Is it that there is nothing else to do on long winter nights? Or is it just that nobody is in your face telling you what you are doing is silly, pointless, not art, but craft, and maybe not even that. 

Maybe what we have is creative freedom.

It’s true that sometimes we veer off the highway in our creative spurts.  Growing up, I knew a wonderful old lady who used to glue milkweed pods to paper plates and spray paint them gold.

I have come to regard milkweed as a terrific plant: bees love its nectar, as you walk down a country road in midsummer, its sweet fragrance perfumes the air like gardenia. Poisonous to sheep when growing, milkweed dried is a delicacy sheep ferret out of a pile of hay to eat first--to no ill effect. But beautiful gilded? I’m not quite there yet.

Last year, I decided to follow my muse, wherever she led. Which was to make rugs crocheted out of old t-shirts. I made two. The first was done in blues and white, quite ugly. If you stubbed your toe on it, it really hurt. I gave it to a very forbearing friend. The second was done in Amish quilt colors, also extremely heavy. It sits on our back porch under an unused beehive body. My husband is itching to throw it away.

It was a humbling experience. I wondered, while making them, if I was going balmy, or worse, had completely lost any sense of taste I once had. I was not showered with praise. When I decided I didn’t need to make any more of them, my husband was eager to claim the last few t-shirt remnants for rags in the workshop. I was relieved to see them go.
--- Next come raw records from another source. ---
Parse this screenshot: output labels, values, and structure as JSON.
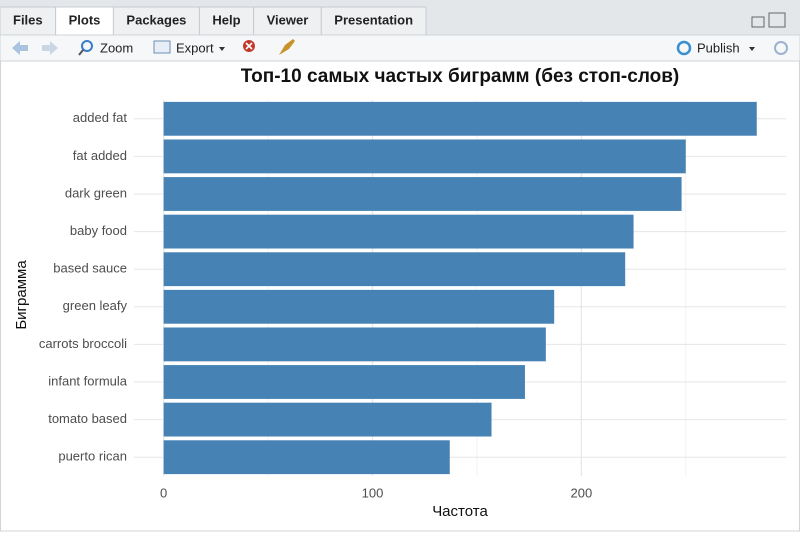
{
  "tabs": [
    "Files",
    "Plots",
    "Packages",
    "Help",
    "Viewer",
    "Presentation"
  ],
  "active_tab": 1,
  "toolbar": {
    "zoom": "Zoom",
    "export": "Export",
    "publish": "Publish"
  },
  "chart_data": {
    "type": "barh",
    "title": "Топ-10 самых частых биграмм (без стоп-слов)",
    "x_label": "Частота",
    "y_label": "Биграмма",
    "categories": [
      "added fat",
      "fat added",
      "dark green",
      "baby food",
      "based sauce",
      "green leafy",
      "carrots broccoli",
      "infant formula",
      "tomato based",
      "puerto rican"
    ],
    "values": [
      284,
      250,
      248,
      225,
      221,
      187,
      183,
      173,
      157,
      137
    ],
    "color": "#4682b4",
    "xlim": [
      -14.2,
      298
    ],
    "xticks": [
      0,
      100,
      200
    ],
    "xminor": [
      50,
      150,
      250
    ],
    "grid": true
  }
}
            Some of my wacky inspirations are fueled by the need to use up my ever-growing stash of materials. The toe-stubbing rugs are one such example. I had saved a bag full of favorite but worn-out t-shirts to make a quilt for each of my sons. I scuttled that idea in favor of the rugs as a get it outta here solution. Hot green tomato jam was another, more successful experiment.


A few months ago, I attended a meeting whose purpose it was to promote fiber arts in our region. We had some high-end craftspeople whose work was nationally known, and many more local people who taught, made things, or just loved fiber.            

I got into a discussion with a man from New York who’d organized a successful exhibit of quilters. He admitted he didn’t know much about other fiber arts. I listed some prominent rug makers, books, exhibits and other fiber artists he should check out.  It was when he asked for more details on these “fiber artists”, supplying the quote marks in the air, that I got it.

In his world, you were not an “artist” until some establishment or other declared you one. Your self-definition was juried and conferred, baby, and you’d best not forget it. Experts will tell you what is art, they will buy it at an exorbitant price and put it in a museum for people to pay to see. And it would be guys like him who made that determination.

The trouble with this model is not so much whether hicks like me get anointed as “artists”. The trouble comes when all of that marketing jargon defines what people let themselves do or try. I can’t count how many times I’ve heard people (mostly women, but that’s another rant) say wistfully, “I couldn’t do that. I’m not an artist.”  It still breaks my heart.

What would have happened if the amazing quilters of Gees Bend, Alabama had believed they couldn’t arrange fabric the way they liked because they weren’t artists? We would have lost a treasure that is all the more glorious because it came out of “nowhere”, made by people who were unknown beyond their own community.

Perhaps being far away from arbiters of taste is a blessing. Spray painted milkweed pods, quilts, rugs-- follow your muse. Living in the country affords me a life that can be close to nature and creative, whether or not I am ever considered an artist.